10 boating tips you need to know

Just like using a bait boat, the more precise and effective you are with a rowing boat, the better your results will be…

1. Keep a light on

Top tip: If you’re going out in your boat at night, it’s very easy to become disorientated and lose sight of the bank. Stick a lamp on in your swim and use it as a homing beacon on your return.

2. Use a friend

Top tip: When rowing out hookbaits, having someone in your swim to mend your line and keep things in order is an absolute godsend.

3. Don’t use your freespool

Top tip: If you have to row out hookbaits alone, don’t be tempted to use your reel’s freespool or drag system, it’ll just create horrendous line twist. Bail-arm off is less hassle.

4. Take your rod out with you

Top tip: The alternative to leaving your rods on rests in your swim is to take them out with you and row back with the bail-arm open.
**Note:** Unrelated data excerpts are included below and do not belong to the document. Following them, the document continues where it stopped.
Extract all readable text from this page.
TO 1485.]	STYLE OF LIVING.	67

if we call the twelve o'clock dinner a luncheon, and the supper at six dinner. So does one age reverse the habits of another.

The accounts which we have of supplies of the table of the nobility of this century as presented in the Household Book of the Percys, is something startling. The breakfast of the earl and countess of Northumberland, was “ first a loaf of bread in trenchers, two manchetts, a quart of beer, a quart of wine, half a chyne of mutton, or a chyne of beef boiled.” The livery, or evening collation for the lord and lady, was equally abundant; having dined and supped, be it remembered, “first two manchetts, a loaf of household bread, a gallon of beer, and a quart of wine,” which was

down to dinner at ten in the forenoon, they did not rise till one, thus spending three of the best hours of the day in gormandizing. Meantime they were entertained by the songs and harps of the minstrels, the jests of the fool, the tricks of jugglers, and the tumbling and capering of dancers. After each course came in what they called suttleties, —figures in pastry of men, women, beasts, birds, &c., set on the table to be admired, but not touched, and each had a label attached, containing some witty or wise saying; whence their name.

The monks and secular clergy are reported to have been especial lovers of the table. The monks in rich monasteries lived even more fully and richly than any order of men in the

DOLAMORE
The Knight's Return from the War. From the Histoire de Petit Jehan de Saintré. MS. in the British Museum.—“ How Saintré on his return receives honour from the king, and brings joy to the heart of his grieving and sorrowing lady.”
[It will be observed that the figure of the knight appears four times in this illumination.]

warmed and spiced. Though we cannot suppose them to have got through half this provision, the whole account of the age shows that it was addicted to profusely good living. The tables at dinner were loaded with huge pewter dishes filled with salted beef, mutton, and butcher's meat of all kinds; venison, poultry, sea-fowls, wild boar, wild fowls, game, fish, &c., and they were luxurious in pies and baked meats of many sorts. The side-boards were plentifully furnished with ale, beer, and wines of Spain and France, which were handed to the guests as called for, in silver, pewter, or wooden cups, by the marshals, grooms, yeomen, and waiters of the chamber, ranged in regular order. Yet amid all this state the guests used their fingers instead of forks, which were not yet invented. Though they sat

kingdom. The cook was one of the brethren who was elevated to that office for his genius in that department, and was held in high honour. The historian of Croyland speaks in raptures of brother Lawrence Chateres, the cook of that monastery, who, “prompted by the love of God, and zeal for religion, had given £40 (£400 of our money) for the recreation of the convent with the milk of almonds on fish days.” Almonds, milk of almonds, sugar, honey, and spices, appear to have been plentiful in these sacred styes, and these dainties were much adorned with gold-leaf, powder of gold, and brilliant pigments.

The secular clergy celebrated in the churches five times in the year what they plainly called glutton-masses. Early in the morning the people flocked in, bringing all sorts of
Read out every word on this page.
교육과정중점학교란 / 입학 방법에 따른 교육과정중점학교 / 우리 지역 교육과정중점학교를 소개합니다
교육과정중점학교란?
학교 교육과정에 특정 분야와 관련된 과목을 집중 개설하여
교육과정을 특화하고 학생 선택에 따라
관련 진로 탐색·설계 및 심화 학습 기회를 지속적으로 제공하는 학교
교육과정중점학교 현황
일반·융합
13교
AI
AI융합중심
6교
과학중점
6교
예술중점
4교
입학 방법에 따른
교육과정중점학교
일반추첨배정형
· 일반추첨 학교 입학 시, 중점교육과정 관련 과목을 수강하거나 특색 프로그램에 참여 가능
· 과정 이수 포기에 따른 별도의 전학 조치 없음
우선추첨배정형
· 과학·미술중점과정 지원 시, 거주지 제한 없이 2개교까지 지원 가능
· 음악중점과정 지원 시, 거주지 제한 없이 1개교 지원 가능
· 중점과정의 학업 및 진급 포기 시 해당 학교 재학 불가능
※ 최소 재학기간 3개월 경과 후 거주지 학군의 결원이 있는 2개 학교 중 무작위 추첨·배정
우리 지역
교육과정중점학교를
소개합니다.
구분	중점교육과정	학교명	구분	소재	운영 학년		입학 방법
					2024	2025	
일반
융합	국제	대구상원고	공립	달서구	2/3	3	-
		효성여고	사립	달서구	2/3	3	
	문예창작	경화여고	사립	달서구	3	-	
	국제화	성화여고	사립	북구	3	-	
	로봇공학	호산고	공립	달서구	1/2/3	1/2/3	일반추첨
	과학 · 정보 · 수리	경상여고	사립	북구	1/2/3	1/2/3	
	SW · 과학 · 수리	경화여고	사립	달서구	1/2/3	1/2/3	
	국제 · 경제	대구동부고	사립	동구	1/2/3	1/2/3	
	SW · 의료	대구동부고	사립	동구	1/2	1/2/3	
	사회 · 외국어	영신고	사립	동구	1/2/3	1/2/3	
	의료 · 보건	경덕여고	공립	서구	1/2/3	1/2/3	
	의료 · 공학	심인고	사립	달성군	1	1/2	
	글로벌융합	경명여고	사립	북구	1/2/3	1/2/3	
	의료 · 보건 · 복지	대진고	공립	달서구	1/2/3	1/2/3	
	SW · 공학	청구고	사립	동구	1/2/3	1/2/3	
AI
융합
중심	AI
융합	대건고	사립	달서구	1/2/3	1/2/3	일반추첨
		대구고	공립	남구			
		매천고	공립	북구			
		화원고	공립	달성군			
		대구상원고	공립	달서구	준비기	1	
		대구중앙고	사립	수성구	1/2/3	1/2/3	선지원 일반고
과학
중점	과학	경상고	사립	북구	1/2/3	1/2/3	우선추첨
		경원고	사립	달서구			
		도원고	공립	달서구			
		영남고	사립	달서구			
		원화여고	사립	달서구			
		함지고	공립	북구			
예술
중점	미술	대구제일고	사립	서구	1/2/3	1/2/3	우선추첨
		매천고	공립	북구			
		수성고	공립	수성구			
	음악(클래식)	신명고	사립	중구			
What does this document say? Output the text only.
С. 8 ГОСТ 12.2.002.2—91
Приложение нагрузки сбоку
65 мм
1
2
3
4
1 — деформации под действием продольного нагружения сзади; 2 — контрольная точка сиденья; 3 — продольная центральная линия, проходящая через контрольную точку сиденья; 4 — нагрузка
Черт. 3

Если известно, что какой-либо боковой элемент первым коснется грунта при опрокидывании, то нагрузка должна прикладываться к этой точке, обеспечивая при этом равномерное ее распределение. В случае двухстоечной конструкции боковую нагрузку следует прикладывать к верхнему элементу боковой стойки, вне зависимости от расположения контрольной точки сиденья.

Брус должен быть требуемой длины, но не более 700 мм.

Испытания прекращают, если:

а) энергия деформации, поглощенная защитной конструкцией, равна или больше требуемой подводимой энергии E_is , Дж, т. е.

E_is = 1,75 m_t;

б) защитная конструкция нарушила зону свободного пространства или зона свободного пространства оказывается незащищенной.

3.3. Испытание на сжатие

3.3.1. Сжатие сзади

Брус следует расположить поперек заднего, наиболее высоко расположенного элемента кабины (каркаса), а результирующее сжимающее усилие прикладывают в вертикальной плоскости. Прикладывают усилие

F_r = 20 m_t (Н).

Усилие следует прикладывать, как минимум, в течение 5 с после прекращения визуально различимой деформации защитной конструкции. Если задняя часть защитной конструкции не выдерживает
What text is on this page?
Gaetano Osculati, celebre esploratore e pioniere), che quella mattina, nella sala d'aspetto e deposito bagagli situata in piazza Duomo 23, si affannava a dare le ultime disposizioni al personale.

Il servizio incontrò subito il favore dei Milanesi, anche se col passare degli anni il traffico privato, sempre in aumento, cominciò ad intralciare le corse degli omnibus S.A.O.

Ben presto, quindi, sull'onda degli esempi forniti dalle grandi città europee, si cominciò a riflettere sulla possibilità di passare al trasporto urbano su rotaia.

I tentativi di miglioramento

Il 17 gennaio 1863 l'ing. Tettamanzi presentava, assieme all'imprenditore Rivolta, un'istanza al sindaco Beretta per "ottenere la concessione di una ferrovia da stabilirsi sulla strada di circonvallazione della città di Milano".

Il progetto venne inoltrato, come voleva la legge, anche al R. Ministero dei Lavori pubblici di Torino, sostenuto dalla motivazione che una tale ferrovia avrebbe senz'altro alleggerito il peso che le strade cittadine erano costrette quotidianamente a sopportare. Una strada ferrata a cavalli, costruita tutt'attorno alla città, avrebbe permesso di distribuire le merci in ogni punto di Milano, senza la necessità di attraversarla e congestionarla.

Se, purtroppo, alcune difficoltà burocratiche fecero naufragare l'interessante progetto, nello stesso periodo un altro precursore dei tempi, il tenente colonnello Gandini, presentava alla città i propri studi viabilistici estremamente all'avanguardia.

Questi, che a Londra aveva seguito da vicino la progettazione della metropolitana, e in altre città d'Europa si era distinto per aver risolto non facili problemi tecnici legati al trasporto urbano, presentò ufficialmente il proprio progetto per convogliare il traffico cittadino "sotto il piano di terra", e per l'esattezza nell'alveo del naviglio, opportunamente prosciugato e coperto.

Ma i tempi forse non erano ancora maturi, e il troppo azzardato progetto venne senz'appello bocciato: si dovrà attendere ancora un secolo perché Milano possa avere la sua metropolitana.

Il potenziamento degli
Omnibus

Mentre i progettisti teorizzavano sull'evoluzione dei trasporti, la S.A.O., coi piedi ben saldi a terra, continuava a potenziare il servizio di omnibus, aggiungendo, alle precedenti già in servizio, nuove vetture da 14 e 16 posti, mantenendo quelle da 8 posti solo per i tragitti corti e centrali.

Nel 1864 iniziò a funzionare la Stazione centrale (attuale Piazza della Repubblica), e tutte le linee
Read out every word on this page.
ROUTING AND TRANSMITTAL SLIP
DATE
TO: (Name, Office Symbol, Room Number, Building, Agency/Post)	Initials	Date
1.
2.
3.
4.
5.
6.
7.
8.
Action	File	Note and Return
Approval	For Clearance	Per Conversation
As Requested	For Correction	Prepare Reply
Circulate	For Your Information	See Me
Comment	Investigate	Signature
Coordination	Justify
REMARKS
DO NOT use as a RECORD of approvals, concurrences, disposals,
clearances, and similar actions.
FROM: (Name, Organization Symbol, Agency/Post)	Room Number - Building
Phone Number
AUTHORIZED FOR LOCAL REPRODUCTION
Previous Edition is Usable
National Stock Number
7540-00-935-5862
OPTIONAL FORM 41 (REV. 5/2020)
It takes a bit of practice but it is the best method for ensuring the best presentation so it’s worth the effort.

5. Feel for the donk

Top tip: Whether placing rigs by hand or with your rod out in the boat, don’t just launch them overboard. Feel the leads down like you would on a cast.

6. Get a prodding stick

Top tip: Feeling the firmness of the lakebed can be a great indicator of fish-holding spots. A landing-net pole will suffice in shallow water, or buy a purpose-built prodding stick.

7. Row where possible

Top tip: Rowing is less disruptive than using an outboard and if done with finesse can get you silently amongst the carp without their noticing.

8. Wear polarising glasses

Top tip: Just as you would from the bank, use time in the boat as an observation routine, not just a means of baiting up. You could find THE spot.

9. Keep it tidy

Top tip: Loose bait will inevitably fall into the boat, and if you leave it in place you’ll soon get tired of the smell and of scurrying rodents using it as a restaurant.

10. Wear a life jacket

Top tip: It’s not a tip and we really shouldn’t need to be said, but it’s often ignored. Falling into a lake, even in summer, is very different to taking a dip at your local pool.